Marconny Rios Sampaio:
Professor Ronaldo, um paciente do sexo masculino, 16 anos chegou ao consultório relatando um “caroço” em cima da unidade 11. Foi percebido aumento da cortical óssea, teste de vitalidade negativo, História de trauma na unidade, na radiografia percebi fratura de metade da raiz. Tem alguma chance de tratamento conservador? ou tem que se optar pela exodontia mesmo? gostaria de experiências e opiniôes dos colegas e parabêns pelo Blog. OBS: mandei a radiografia para seu e-mail se possível poste-a no tópico

Marconny, não deu para conseguir uma boa imagem (pelo menos eu não consegui) com a radiografia que você mandou. Veja se pode escanear e mandar de outra forma. Aí ponho no blog.

Quem pode ajudar Marconny?

Responde ao teste de sensibilidade?

Hugo Bastos:
Prof. Ronaldo, em setembro do ano passado recebi uma paciente com relato de trauma na unidade 21 ocorrido há cerca de duas semanas. Já estava com contenção semi-rígida com fio ortodôntico de pequeno calibre. Radiograficamente observei uma fratura radicular entre os terços médio e apical. Havia discreta mobilidade e teste de sensibilidade positivo. Resolvi acompanhar o caso realizando radiografias periódicas trimestrais. Em todas as consultas fiz teste de sensibilidade sendo a resposta sempre positiva. Na última radiografia realizada dia 19 de julho deste ano, observei uma provável reabsorção externa na região da fratura. É importante destacar que não há sinal ou sintoma de infecção e nem lesão periapical em nenhuma das radiografias anteriores.
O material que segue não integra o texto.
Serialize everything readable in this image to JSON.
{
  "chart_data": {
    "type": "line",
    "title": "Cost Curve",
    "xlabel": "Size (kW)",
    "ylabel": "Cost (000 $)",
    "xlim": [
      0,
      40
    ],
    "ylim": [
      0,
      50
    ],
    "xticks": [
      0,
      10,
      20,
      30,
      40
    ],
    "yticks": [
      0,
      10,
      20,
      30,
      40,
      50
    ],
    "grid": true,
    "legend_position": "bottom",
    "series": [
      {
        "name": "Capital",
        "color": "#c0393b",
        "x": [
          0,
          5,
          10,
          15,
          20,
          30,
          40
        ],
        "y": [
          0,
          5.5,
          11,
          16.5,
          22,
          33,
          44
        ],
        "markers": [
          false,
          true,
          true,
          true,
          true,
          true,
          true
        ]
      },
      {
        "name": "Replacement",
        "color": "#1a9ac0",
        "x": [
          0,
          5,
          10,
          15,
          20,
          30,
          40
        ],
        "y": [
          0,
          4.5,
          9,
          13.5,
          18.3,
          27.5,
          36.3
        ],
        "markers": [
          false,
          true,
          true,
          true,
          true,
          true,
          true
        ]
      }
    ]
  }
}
A paciente tem um diastema significativo entre os incisivos centrais e me relatou desejo de ser submetida a tratamento ortodôntico para o fechamento do mesmo, mas encontra-se ciente de que não seja possível. Estou na dúvida se faço de imediato o tratamento endodôntico ou se aguardo mais tempo. Se for aguardar, por quanto tempo mais posso fazê-lo? Deveria ter realizado a endodontia de imediato? Qual a sua opinião sobre o tratamento ortodôntico nesses casos? Estarei enviando as radiografias para o seu email. Obrigado.

Hugo, apesar da “provável reabsorção externa na região da fratura” (observe se futuras radiografias confirmam a imagem), acho que a intervenção endodôntica não deve ser feita, pois o dente ainda responde ao teste de sensibilidade. Acompanhe a “evolução” do teste de sensibilidade e da provável reabsorção (algo como, quem aumenta, quem diminui). O tratamento ortodôntico que envolva essa unidade está contra-indicado. A contenção já foi removida, correto?